The series Space: 1999 (1975-1977) often contended with abduction stories.  In the Year One story, “Ring Around the Moon,” Dr. Helena Russell (Barbara Bain) from Moonbase Alpha is captured by a probe from Triton. There, she is programmed to be the probe’s eyes and ears on the lunar facility.

The episode “Missing Link” features an unusual brand of alien abduction.  Koenig’s “soul” is abducted to the distant planet of Zenno by the scientist Raan (Peter Cushing) while his comatose body is treated on Moonbase Alpha.

In Battlestar Galactica’s (1978-1979) epic two-part episode, “War of the Gods,” Viper pilots on patrol in unexplored space are abducted by the Ship of Lights, not to be seen again until the defeat of Count Iblis (Patrick Macnee), a fallen angel-type character.

One of the weirdest series cliff-hangers in history, occurred on The Colbys (1985-1987), when Fallon (Emma Samms), was abducted by aliens in the desert.  The series was canceled, and Fallon returned to the series, Dynasty, without mentioning the abduction.

The age of the standard alien abduction -- an experience involving missing time, a tour of the alien ship, medical experimentation, and the like, did not occur on TV often until Chris Carter’s The X-Files (1993-2002) began to chart the details of the incidents. 

A story early in the second season, “Duane Barry,” concerns a serial abductee (Steve Railsback), and its conclusion, “Ascendance” ends with Dana Scully (Gillian Anderson) abducted.  We believe for some time that the abduction is alien in nature, but learn late in the series that the Cigarette Smoking Man and his Syndicate are orchestrating them.

But in the eighth year of the series, Mulder (David Duchovny) is abducted by genuine aliens, and nearly converted into a not-quite human super-soldier.

Star Trek: The Next Generation (1987-1994) also got into the act, with a story called "Schisms," about alien abductors from another dimension experimenting on the Enterprise-D crew, namely Commander Riker.
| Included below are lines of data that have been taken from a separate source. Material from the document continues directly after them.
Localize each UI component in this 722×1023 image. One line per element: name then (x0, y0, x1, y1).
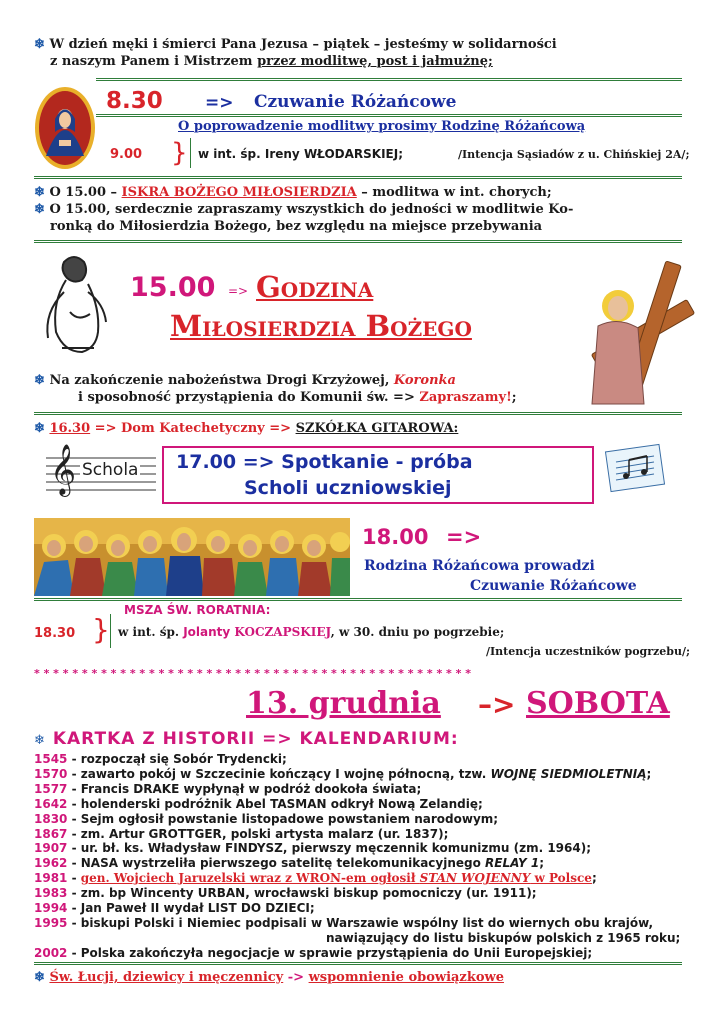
roratnia-time: 18.30 (34, 626, 76, 641)
rosary2-line-1: Rodzina Różańcowa prowadzi (364, 558, 595, 574)
list-item: 1642 - holenderski podróżnik Abel TASMAN odkrył Nową Zelandię; (34, 796, 483, 811)
rosary1-request: O poprowadzenie modlitwy prosimy Rodzinę Różańcową (178, 119, 586, 134)
rosary2-arrow: => (446, 525, 482, 549)
vertical-rule (110, 614, 111, 648)
snowflake-bullet-icon: ❄ (34, 421, 45, 436)
divider-2 (96, 114, 682, 117)
snowflake-bullet-icon: ❄ (34, 185, 45, 200)
list-item: nawiązujący do listu biskupów polskich z 1965 roku; (326, 930, 681, 945)
brace-icon: } (171, 138, 188, 168)
rosary1-mass-time: 9.00 (110, 147, 143, 162)
rosary1-intention: w int. śp. Ireny WŁODARSKIEJ; (198, 147, 404, 161)
mourning-figure-icon (34, 252, 120, 356)
schola-logo (46, 444, 156, 496)
madonna-icon (34, 86, 96, 170)
music-sheet-icon (602, 442, 668, 496)
saturday-date: 13. grudnia (246, 686, 441, 721)
rosary1-arrow: => (205, 93, 234, 113)
history-list (34, 752, 704, 961)
divider-5 (34, 412, 682, 415)
intro-line-2: z naszym Panem i Mistrzem przez modlitwę, post i jałmużnę; (50, 54, 493, 69)
divider-3 (34, 176, 682, 179)
brace-icon: } (92, 613, 110, 646)
schola-box (162, 446, 594, 504)
divider-1 (96, 78, 682, 81)
schola-logo-text: Schola (82, 460, 139, 480)
spark-line-1: ❄ O 15.00 – ISKRA BOŻEGO MIŁOSIERDZIA – modlitwa w int. chorych; (34, 185, 552, 200)
snowflake-bullet-icon: ❄ (34, 733, 46, 748)
saint-line: ❄ Św. Łucji, dziewicy i męczennicy -> wspomnienie obowiązkowe (34, 970, 504, 985)
saturday-day: SOBOTA (526, 686, 670, 721)
list-item: 2002 - Polska zakończyła negocjacje w sprawie przystąpienia do Unii Europejskiej; (34, 945, 593, 960)
roratnia-title: MSZA ŚW. RORATNIA: (124, 603, 271, 617)
snowflake-bullet-icon: ❄ (34, 37, 45, 52)
stations-line-2: i sposobność przystąpienia do Komunii św. => Zapraszamy!; (78, 390, 517, 405)
snowflake-bullet-icon: ❄ (34, 970, 45, 985)
rosary2-line-2: Czuwanie Różańcowe (470, 578, 637, 594)
rosary2-time: 18.00 (362, 525, 429, 549)
star-separator: * * * * * * * * * * * * * * * * * * * * * * * * * * * * * * * * * * * * * * * * * * * * * * (34, 667, 471, 680)
mercy-line-2: Miłosierdzia Bożego (170, 309, 472, 343)
spark-block (34, 184, 714, 235)
vertical-rule (190, 138, 191, 168)
mercy-line-1: Godzina (256, 270, 374, 304)
list-item: 1962 - NASA wystrzeliła pierwszego satelitę telekomunikacyjnego RELAY 1; (34, 856, 545, 871)
intro-block (34, 36, 714, 70)
rosary1-time: 8.30 (106, 88, 163, 114)
saturday-arrow: –> (478, 688, 516, 721)
schola-line-2: Scholi uczniowskiej (244, 477, 452, 499)
history-heading: ❄ KARTKA Z HISTORII => KALENDARIUM: (34, 729, 459, 749)
divider-7 (34, 962, 682, 965)
rosary1-intention-note: /Intencja Sąsiadów z u. Chińskiej 2A/; (458, 148, 690, 161)
spark-line-2: ❄ O 15.00, serdecznie zapraszamy wszystkich do jedności w modlitwie Ko- (34, 202, 574, 217)
schola-line-1: 17.00 => Spotkanie - próba (176, 451, 473, 473)
intro-line-1: ❄ W dzień męki i śmierci Pana Jezusa – piątek – jesteśmy w solidarności (34, 37, 557, 52)
divider-6 (34, 598, 682, 601)
mercy-arrow: => (228, 284, 249, 298)
stations-line-1: ❄ Na zakończenie nabożeństwa Drogi Krzyżowej, Koronka (34, 373, 456, 388)
list-item: 1994 - Jan Paweł II wydał LIST DO DZIECI; (34, 901, 315, 916)
divider-4 (34, 240, 682, 243)
list-item: 1867 - zm. Artur GROTTGER, polski artysta malarz (ur. 1837); (34, 826, 449, 841)
mercy-time: 15.00 (130, 272, 216, 303)
guitar-line: ❄ 16.30 => Dom Katechetyczny => SZKÓŁKA GITAROWA: (34, 421, 459, 436)
list-item: 1830 - Sejm ogłosił powstanie listopadowe powstaniem narodowym; (34, 811, 499, 826)
rosary1-title: Czuwanie Różańcowe (254, 92, 457, 112)
list-item: 1577 - Francis DRAKE wypłynął w podróż dookoła świata; (34, 781, 422, 796)
list-item: 1907 - ur. bł. ks. Władysław FINDYSZ, pierwszy męczennik komunizmu (zm. 1964); (34, 841, 591, 856)
list-item: 1545 - rozpoczął się Sobór Trydencki; (34, 752, 287, 766)
roratnia-note: /Intencja uczestników pogrzebu/; (486, 645, 691, 658)
roratnia-intention: w int. śp. Jolanty KOCZAPSKIEJ, w 30. dniu po pogrzebie; (118, 625, 505, 639)
list-item: 1570 - zawarto pokój w Szczecinie kończący I wojnę północną, tzw. WOJNĘ SIEDMIOLETNIĄ; (34, 766, 652, 781)
snowflake-bullet-icon: ❄ (34, 373, 45, 388)
stations-block (34, 372, 594, 406)
apostles-icon (34, 518, 350, 596)
treble-clef-icon: 𝄞 (50, 444, 77, 495)
list-item: 1995 - biskupi Polski i Niemiec podpisali w Warszawie wspólny list do wiernych obu krajów, (34, 915, 654, 930)
snowflake-bullet-icon: ❄ (34, 202, 45, 217)
jesus-carrying-cross-icon (578, 256, 698, 406)
list-item: 1981 - gen. Wojciech Jaruzelski wraz z WRON-em ogłosił STAN WOJENNY w Polsce; (34, 871, 597, 886)
spark-line-3: ronką do Miłosierdzia Bożego, bez względu na miejsce przebywania (50, 219, 543, 234)
list-item: 1983 - zm. bp Wincenty URBAN, wrocławski biskup pomocniczy (ur. 1911); (34, 886, 537, 901)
In the Asylum season of American Horror Story (2011-present), alien abductions also played a surprising role, and may have affected the fate of one character in particular.

1 comment:

  1. I don't think I've seen the Battlestar Galactica episode "War of the Gods" since its premiere showing, but I remember it being fun, if over-extended.

    The Space: 1999 episode "Ring Around the Moon" bored me when I first saw it way back in 1975 (or early 1976), but now I seem to be a little obsessed by it, and its badness...

    I rewatched "Missing Link" a couple of years ago and liked it this time. (Guess what my impression was back in 1975/76.) It suffers from the Face-paint-Aliens so typical of the series as a whole, but the story, while slow-moving (in a good way), is entertaining and thoughtful enough.